Use Braintrust metrics with the evaluation runner for batch evaluation:

metric, err := braintrust.New(
braintrust.WithAPIKey(os.Getenv("BRAINTRUST_API_KEY")),
braintrust.WithMetricName("factuality"),
)
if err != nil {
log.Fatal(err)
}
runner := eval.NewRunner(
eval.WithMetrics(metric),
eval.WithDataset(samples),
eval.WithParallel(4),
eval.WithTimeout(5 * time.Minute),
)
report, err := runner.Run(context.Background())
if err != nil {
log.Fatal(err)
}
fmt.Printf("Average factuality: %.3f\n", report.Metrics["braintrust_factuality"])

When evaluating RAG pipelines, include retrieved documents as context:

sample := eval.EvalSample{
Input: "How does photosynthesis work?",
Output: "Photosynthesis converts CO2 and water into glucose using sunlight.",
ExpectedOutput: "Plants use light energy to convert carbon dioxide and water into glucose and oxygen.",
RetrievedDocs: []schema.Document{
{Content: "Photosynthesis is the process by which plants convert light energy..."},
{Content: "The process occurs in chloroplasts and involves two stages..."},
},
}
score, err := metric.Score(ctx, sample)

The provider extracts content from RetrievedDocs and sends it as context to the Braintrust API alongside the input, output, and expected output.

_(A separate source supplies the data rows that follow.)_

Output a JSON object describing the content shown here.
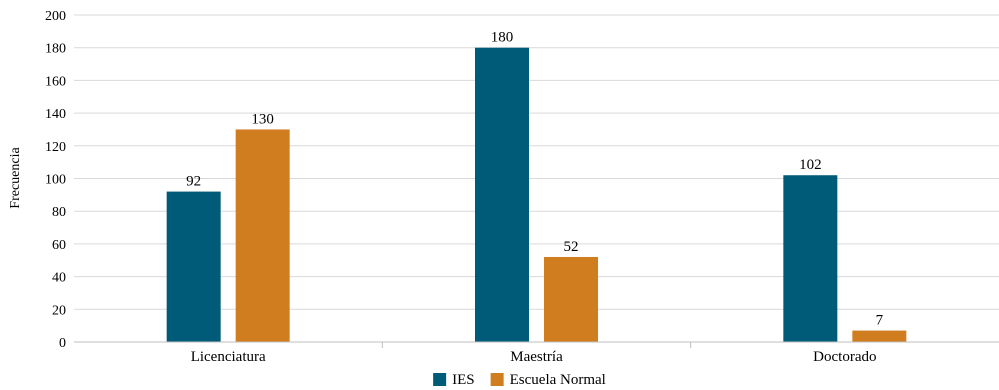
{
  "chart_data": {
    "type": "bar",
    "categories": [
      "Licenciatura",
      "Maestría",
      "Doctorado"
    ],
    "series": [
      {
        "name": "IES",
        "values": [
          92,
          180,
          102
        ],
        "color": "#005b78"
      },
      {
        "name": "Escuela Normal",
        "values": [
          130,
          52,
          7
        ],
        "color": "#d07d1f"
      }
    ],
    "xlabel": "",
    "ylabel": "Frecuencia",
    "ylim": [
      0,
      200
    ],
    "yticks": [
      0,
      20,
      40,
      60,
      80,
      100,
      120,
      140,
      160,
      180,
      200
    ],
    "grid": true,
    "legend": "bottom-center"
  }
}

Braintrust metrics are prefixed with braintrust_ to distinguish them from metrics from other providers. For example, a metric configured with WithMetricName("factuality") reports its name as braintrust_factuality.

score, err := metric.Score(ctx, sample)
if err != nil {
// Errors include HTTP failures, invalid API responses, and authentication issues
log.Printf("Braintrust scoring failed: %v", err)
}

Scores are clamped to the [0.0, 1.0] range. If the API returns a score outside this range, it is automatically normalized.